Народ молчит, у избы Астахова все стоят угрюмо, как осенняя туча, две трети села в кабале у Кузьмы, и в любой день он любого человека может по миру пустить. Только старуха Лаптева, не разгибая спины и странно закинув голову вверх, что-то неслышно шепчет, и трётся в толпе Савелий, сверкая глазами, хрипит, кашляет, дёргает людей за локти, поджигая сухие, со зла, души.

Они, Астаховы, впятером жизнь тянут: Кузьма со старухой, Марья и сын с женой. Сын Мокей глух и от этого поглупел, человек невидимый и бессловесный. Марья, дочь, вдова, женщина дебелая, в соку, тайно добрая и очень слаба к молодым парням - все астаховские работники с нею живут, это уж в обычае. Надо всеми, как петух на коньке крыши, сам ядовитый старичок Кузьма Ильич - его боится и семья и деревня.

- Православные! - трубит солдат, указывая кулаком в окно. - Это вот для них, богатеев, гоняют нас вокруг земли, ради их льётся мужицкая кровь...

- Не подступиться к нему! - соображает Алёша, стоя рядом со мной.

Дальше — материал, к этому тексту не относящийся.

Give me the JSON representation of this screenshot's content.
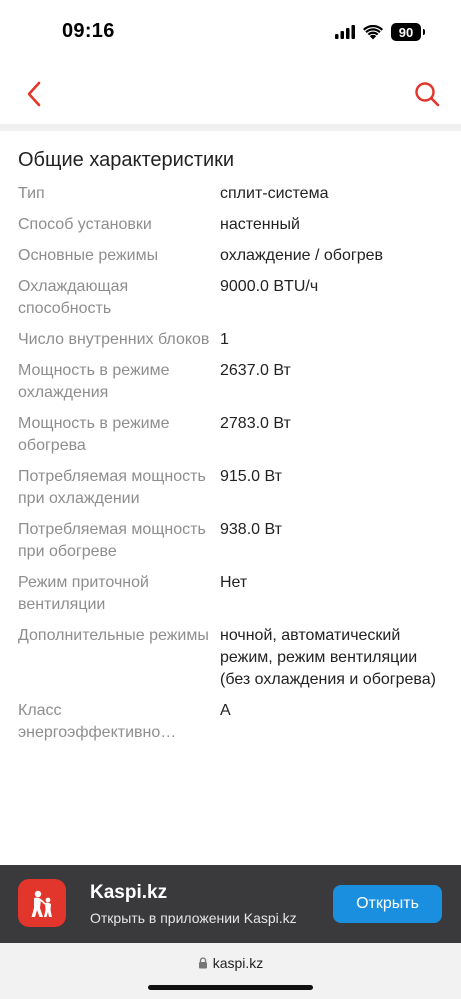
{
  "status_bar": {
    "time": "09:16",
    "battery": "90"
  },
  "nav": {
    "back_icon": "chevron-left-icon",
    "search_icon": "search-icon"
  },
  "section": {
    "title": "Общие характеристики"
  },
  "specs": [
    {
      "label": "Тип",
      "value": "сплит-система"
    },
    {
      "label": "Способ установки",
      "value": "настенный"
    },
    {
      "label": "Основные режимы",
      "value": "охлаждение / обогрев"
    },
    {
      "label": "Охлаждающая способность",
      "value": "9000.0 BTU/ч"
    },
    {
      "label": "Число внутренних блоков",
      "value": "1"
    },
    {
      "label": "Мощность в режиме охлаждения",
      "value": "2637.0 Вт"
    },
    {
      "label": "Мощность в режиме обогрева",
      "value": "2783.0 Вт"
    },
    {
      "label": "Потребляемая мощность при охлаждении",
      "value": "915.0 Вт"
    },
    {
      "label": "Потребляемая мощность при обогреве",
      "value": "938.0 Вт"
    },
    {
      "label": "Режим приточной вентиляции",
      "value": "Нет"
    },
    {
      "label": "Дополнительные режимы",
      "value": "ночной, автоматический режим, режим вентиляции (без охлаждения и обогрева)"
    },
    {
      "label": "Класс энергоэффективно…",
      "value": "A"
    }
  ],
  "app_banner": {
    "name": "Kaspi.kz",
    "subtitle": "Открыть в приложении Kaspi.kz",
    "open_label": "Открыть"
  },
  "browser": {
    "url": "kaspi.kz"
  },
  "colors": {
    "accent": "#e2352b",
    "button_blue": "#1a8fe0",
    "label_gray": "#8e8e8e",
    "banner_bg": "#3a3a3c"
  }
}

И беспомощно оглядывается.

- Для того, чтобы они ежедень жрали щи с убоиной...

Савелий медленно сбоку подвигается ближе к окну, а в руках у него палка.

- Ой, дьявол! - шепчет Алёша и, побледнев, бросается к больному.

А Кузьма, высунувшись до пояса, режет воздух диким визгом:

- Аа-а-а-а! Вот оно, вот слова! Ну, Мишка, кончена твоя жизнь! Каторга тебе, а-а-а! Народ! Которые слышали - держи его! Измена! Россия, кто понял, держи его! Против России сказано! Вот - этот человек против России...

Но тут народ хохочет - всем ясно, что старик пустил слово огромное и неуместное в его душе.

- Ну-ка, ещё двинь про Россею-то, Кузьма Ильич! - задорит кто-то старика.

- А ты бы, Гнедок, Россею-то не шевелил!

- Укрепляй, Кузьма, Россею!

- Астахов поддержит, он жилистый!

А старик всё кричит и кричит шальные слова, и они носятся в воздухе, как летучие мыши.

Из ворот выплывает тёмным облаком заспанный, тяжёлый стражник, лениво подходит к солдату, люди нехотя раздвигаются, и вот остался Гнедой один, только старуха Лаптева с шапкой в руках стоит у него за спиной.

- У меня крест есть! - кричит солдат, топая ногами.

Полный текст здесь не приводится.